Worst, however, is this: Though Samsung now owes $1 billion to Apple following Apple's victory in courts, the real loser of the case, according to many non-partisan pundits analyzing it, is you. Matt Yglesias of Slate, Dan Rowinski of ReadWriteWeb, noted tech entrepreneur Mark Cuban, Andy Inhatko of the Chicago Sun-Times, and Dan Gillmor of the Guardian: All concluded that the Apple-Samsung verdict was a blow to innovation, competition and the American consumer, as it was the beginning of a patent war that will only get larger and more cumbersome.

The history of every tech company is rife with this kind of feature-lifting; no outfit as large as Apple is wholly innocent, or wholly innovative. In fact, Apple, it is commonly held, borrowed many of its ideas for its original operating system from Xerox: When Steve Jobs accused Bill Gates of stealing many of the Mac's features for the first edition of Windows in the early 1980s, Gates famously responded that "I think it's more like we both had this rich neighbor named Xerox and I broke into his house to steal the TV set and found out that you had already stolen it."

That quote -- along with the Steve Jobs/Pablo Picasso chestnut that "Good artists copy, and great artists steal" -- should be printed in gigantic block letters in the cafeteria at Apple's new headquarters in Cupertino.

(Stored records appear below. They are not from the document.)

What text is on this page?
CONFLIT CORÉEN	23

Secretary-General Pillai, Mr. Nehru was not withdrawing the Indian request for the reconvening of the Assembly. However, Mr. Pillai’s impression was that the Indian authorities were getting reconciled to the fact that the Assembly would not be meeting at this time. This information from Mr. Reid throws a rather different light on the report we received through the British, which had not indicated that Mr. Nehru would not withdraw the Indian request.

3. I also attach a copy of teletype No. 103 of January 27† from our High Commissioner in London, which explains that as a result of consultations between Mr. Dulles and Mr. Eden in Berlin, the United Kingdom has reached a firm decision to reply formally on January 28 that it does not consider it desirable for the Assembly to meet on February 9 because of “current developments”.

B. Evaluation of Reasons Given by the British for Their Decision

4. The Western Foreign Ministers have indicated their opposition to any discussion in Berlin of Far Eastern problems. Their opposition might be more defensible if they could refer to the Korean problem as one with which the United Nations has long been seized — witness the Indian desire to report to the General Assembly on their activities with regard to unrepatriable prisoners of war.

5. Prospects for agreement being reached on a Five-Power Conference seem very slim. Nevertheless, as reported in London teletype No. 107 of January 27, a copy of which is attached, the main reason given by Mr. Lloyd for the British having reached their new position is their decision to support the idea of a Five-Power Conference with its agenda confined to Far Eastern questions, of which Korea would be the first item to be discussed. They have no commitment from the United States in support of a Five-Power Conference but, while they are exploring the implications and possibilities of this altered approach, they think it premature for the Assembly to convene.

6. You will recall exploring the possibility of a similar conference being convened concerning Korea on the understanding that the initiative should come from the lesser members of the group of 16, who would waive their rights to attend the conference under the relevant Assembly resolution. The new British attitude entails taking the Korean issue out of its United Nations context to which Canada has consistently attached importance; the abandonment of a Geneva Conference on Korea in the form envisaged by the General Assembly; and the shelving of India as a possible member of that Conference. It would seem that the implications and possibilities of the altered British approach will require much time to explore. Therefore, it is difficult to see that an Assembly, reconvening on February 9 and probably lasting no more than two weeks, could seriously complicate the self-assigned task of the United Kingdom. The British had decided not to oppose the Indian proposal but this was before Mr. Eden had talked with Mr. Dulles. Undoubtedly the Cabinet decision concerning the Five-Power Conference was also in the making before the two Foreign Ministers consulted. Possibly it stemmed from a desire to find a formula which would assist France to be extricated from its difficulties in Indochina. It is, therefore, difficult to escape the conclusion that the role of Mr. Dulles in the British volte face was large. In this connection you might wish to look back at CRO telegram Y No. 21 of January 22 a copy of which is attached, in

Let's hope that when Apple moves to its new campus in 2015, it reserves more offices for developers, designers, innovators and dreamers, and fewer offices for its trollish, increasingly embarrassing IP attorney team.

5. Actual Improvements To The Labor Situation In The Chinese Supply Chain

Depending on your point of view, it ranks as somewhere between "disappointing" and "a slap in the face" that Apple, an American company, is the most valuable company in the world, with over $100 billion of cash on hand, while also outsourcing so many manufacturing jobs to China. "Those jobs aren't coming back," Steve Jobs notably told Barack Obama, a difficult pill to swallow with unemployment at around 8 percent and Apple's on-hand cash nearing $125 billion.

If Apple won't bring jobs back, then it must make a real effort to improve the labor situation in its Chinese factories. Prior to location inspections from the Fair Labor Association, whom Apple has partnered with to audit practices in its partners' factories, conditions at Foxconn were grim: unsafe work conditions, overtime without pay, low salaries, unsavory living conditions. This is six years after Apple first paired with another labor monitoring agency, promising to do its workers better: Shouldn't more have been improved by now?

Apple, sitting on a mountain of cash, has the resources to either bring jobs back to America, or else lead a labor revolution in the quality of working conditions in China. So far, it has -- in the words of Julian Dunn -- exported the "harsh working conditions" unimaginable in America, "instead of [our] standard of life." Now, two reports from last week claimed Foxconn was plucking high school students out of class and forcing them to work on the iPhone 5; Samsung was recently hit with a charge of underage labor in its own factories.

One wishes Apple could be as innovative in improving labor conditions at its suppliers' factories as it has been in designing smartphones: That is one innovation, at least, that we really would like to see every other tech company in the world shamelessly copy.